LaStella has both white, rose, and red wines. The two white wines I tried was the Leggiero Unoaked Chardonnay 2008 and the Vivace Pinot Grigio 2008. The Leggiero and Vivace grapes come from the Kalala vineyard. For those that have read my past posts, the Kalala Organic Winery in West Kelowna has produced some wonderful organic wines at a great price point. They also told me that they sell some of their grapes to other wineries. So I was VERY happy to see that LaStella is one of those wineries.

The Leggario had nice mango and pineapple aromas. It was medium body, with light acidity, lime and mineral flavours. The Vivace is a gorgeous, refreshing pinot grigio. It has a crisp citrus and pineapple nose. Good acidity, with pineapple, lime, and mineral flavours. Next I moved on to the Lastellina Rose 2008. This is a merlot based rose. It has a nice salmon colour and a ripe strawberry nose. It is medium bodied, with some spice (cinnamon), and strawberry flavour.

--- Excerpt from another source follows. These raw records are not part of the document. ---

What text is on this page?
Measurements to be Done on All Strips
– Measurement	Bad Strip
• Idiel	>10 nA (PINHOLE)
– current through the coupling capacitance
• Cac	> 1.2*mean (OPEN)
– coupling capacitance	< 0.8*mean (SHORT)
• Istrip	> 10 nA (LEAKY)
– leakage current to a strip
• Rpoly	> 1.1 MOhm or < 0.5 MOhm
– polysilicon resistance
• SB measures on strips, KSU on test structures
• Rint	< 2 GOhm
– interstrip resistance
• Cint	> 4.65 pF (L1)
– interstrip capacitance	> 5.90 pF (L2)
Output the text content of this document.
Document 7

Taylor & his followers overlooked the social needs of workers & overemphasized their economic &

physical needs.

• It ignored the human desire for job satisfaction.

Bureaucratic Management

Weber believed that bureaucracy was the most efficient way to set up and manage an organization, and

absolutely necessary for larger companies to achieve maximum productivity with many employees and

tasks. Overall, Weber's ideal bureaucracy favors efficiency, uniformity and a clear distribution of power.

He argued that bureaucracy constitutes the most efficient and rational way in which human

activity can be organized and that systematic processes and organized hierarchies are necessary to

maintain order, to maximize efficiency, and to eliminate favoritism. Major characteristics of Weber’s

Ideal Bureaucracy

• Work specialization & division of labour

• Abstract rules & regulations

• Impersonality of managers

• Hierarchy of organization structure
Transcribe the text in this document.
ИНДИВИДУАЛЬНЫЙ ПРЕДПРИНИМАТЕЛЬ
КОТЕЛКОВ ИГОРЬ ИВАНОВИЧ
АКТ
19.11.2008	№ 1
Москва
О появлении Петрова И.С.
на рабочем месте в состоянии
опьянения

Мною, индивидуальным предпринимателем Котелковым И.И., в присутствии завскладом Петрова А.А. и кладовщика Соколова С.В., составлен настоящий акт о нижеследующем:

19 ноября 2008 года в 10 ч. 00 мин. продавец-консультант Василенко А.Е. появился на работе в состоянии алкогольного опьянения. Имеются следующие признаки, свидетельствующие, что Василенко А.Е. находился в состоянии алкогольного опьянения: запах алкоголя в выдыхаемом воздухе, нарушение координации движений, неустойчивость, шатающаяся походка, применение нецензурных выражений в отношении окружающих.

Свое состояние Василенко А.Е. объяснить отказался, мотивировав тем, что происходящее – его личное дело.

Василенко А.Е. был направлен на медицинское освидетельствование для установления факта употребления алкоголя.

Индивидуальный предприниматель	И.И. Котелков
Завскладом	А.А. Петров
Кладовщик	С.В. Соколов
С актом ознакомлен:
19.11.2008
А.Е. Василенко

There were 3 reds to enjoy. I found out that the reds are all un-fined and un-filtered, which gives you the closest to a barrel sample experience as possible. The red first was the Allegretto Merlot 2006. It was medium garnet in colour. Ripe plums and light oak on the nose. Medium body and tannins, with black cherry flavours. Their premier wine that evening was the Maestoso Merlot 2006. This wine was deep garnet in colour. Ripe black fruit, cigar box and mocha nose. Ripe black fruit, cherries and mocha flavour, with a cherry finish. The tannins were very fine. This is an exceptional wine. Last but not least was the Fortisimo 2007. This wine will soon be bottled, so we were treated with a sneak taste of this wine. The Fortisimo is a Bordeaux blend, with approximately 60% Merlot, 30% Cabernet Sauvignon, and 10% Cabernet Franc. This wine had a very complex nose and aroma. I unfortunately did not take detailed notes on this wine, but it had many flavour dimensions and a long finish.

What’s upcoming for LaStella? I heard that they have Sangiovese grapes planted and will be harvesting them to blend with other red varietals to offer their first “Super Tuscan“. I joked that maybe it should be a “Super Okanagan“. Either way, I look forward to trying this wine. Enjoy!